Puissance et ... décadence
La position privilégiée des Etats-Unis d’Amérique leur offre une « fenêtre de puissance » inouïe, sur le monde entier, par la diffusion de leurs idées ; idées qui, dans l’ensemble du monde « blanc » semble acceptée comme loi. Précisons-le encore une fois : il n’est pas pertinent d’être froidement favorable ou défavorable à telle idée ou telle idéologie ; il est en revanche nécessaire de se demander comment des idées liées à des situations étrangères peuvent être prises pour « argent comptant » dans nos sociétés ? Mais pour se poser cette question qui aurait pour finalité d’analyser dans le détail chaque fait cité, en en analysant encore d’autres, il convient d’étudier comment les Etats-Unis, d’où paraissent issues les idéologies woke (et avec elles l’ensemble des idéologies vouées à l’émancipation du fait minoritaire), en sont arrivés à porter des messages ouvertement contradictoires : puissance et décadence ? En amenant avec eux dans un premier temps l’ensemble de l’occident, mais aussi par ricochet, une partie du monde ouvert à son influence.
La puissance d’une nation ne s’observe pas uniquement à ses capacités financières ou militaires, mais aussi à sa capacité intrinsèque à fédérer d’abord autour d’un roc de valeurs civilisationnelles.
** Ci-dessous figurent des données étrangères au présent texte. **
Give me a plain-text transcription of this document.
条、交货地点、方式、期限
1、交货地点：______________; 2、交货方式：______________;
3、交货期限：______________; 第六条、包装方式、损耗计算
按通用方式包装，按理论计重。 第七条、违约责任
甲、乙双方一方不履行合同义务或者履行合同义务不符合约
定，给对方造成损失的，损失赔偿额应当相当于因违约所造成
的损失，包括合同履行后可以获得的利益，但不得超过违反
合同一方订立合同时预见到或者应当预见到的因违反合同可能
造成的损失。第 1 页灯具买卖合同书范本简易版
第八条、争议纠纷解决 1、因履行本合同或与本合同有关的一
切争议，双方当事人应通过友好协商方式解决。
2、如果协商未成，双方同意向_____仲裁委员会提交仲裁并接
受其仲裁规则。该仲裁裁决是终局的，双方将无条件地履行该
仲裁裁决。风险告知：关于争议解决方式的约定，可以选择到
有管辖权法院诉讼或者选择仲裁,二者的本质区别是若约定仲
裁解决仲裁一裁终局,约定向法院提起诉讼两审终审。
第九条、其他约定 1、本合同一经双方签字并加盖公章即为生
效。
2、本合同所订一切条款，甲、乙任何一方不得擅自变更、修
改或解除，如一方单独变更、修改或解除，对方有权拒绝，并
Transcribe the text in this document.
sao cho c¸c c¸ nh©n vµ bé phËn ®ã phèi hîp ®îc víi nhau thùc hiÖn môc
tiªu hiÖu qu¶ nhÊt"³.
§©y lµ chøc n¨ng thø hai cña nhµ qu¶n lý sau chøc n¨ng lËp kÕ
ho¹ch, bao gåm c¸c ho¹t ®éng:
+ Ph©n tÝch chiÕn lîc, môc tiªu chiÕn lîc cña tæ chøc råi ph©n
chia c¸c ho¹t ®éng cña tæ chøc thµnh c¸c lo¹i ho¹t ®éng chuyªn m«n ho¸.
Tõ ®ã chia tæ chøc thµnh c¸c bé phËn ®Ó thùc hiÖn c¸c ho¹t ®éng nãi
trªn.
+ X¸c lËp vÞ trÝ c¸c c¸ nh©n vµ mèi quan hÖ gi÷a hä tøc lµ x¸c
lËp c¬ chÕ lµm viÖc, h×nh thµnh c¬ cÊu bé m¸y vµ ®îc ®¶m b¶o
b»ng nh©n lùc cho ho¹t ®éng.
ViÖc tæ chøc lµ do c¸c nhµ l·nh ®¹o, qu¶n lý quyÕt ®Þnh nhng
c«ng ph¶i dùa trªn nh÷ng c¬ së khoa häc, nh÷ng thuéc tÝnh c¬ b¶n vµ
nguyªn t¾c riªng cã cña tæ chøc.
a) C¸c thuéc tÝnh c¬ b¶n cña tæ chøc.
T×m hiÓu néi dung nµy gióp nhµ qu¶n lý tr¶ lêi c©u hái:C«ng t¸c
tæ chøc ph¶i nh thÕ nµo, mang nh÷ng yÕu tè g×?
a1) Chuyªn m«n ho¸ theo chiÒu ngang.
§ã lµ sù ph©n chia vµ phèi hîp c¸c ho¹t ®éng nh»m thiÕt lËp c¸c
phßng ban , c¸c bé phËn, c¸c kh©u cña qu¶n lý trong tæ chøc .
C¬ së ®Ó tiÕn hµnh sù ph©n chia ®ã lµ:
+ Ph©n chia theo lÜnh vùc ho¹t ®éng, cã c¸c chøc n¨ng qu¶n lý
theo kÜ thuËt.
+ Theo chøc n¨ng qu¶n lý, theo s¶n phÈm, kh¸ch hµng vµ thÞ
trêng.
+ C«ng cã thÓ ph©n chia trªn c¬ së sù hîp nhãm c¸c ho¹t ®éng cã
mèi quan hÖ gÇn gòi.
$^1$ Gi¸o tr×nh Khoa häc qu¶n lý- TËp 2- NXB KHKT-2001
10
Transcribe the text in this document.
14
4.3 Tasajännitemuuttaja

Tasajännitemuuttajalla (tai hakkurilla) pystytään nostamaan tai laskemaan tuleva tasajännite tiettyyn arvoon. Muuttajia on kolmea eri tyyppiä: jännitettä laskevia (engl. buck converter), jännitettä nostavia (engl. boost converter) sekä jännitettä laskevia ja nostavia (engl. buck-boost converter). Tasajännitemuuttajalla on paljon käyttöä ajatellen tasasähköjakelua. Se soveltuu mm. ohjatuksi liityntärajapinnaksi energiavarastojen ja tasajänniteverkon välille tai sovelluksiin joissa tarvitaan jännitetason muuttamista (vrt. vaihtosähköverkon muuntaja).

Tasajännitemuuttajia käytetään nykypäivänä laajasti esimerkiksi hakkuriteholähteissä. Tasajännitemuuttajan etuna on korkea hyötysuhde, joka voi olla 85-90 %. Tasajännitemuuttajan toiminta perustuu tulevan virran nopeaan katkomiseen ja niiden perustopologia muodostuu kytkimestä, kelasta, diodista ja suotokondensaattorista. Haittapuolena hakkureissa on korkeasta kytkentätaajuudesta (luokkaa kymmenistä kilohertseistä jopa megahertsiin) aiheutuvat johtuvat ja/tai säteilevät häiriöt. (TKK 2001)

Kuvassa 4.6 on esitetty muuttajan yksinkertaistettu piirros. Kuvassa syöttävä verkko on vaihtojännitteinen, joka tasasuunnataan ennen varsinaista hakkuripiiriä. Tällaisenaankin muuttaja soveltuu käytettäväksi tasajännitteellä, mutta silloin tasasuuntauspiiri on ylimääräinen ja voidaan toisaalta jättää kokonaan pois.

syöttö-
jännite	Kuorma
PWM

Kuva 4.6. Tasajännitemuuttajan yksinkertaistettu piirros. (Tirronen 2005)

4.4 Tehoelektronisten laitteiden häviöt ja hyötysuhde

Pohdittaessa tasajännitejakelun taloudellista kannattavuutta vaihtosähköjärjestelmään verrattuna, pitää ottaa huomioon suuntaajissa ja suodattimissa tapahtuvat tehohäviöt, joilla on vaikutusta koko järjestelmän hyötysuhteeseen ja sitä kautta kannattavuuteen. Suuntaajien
Un Etat puissant, est d’abord un Etat qui suscite une adhésion forte.
À l’occasion des funérailles de la reine Elisabeth II, l’expérience que le Royaume-Uni, associé à certaines nations du Commonwealth (le Canada surtout) a donné au plus de 4 milliards de personnes les ayant suivies, est significative.
En comprenant ce qui dans la construction des Etats-Unis, permet cette évolution, il devient possible de s’en prémunir. Et surement, de retrouver le chemin d’abord de la connaissance de soi, de la fierté, de l’influence, et donc…de la puissance.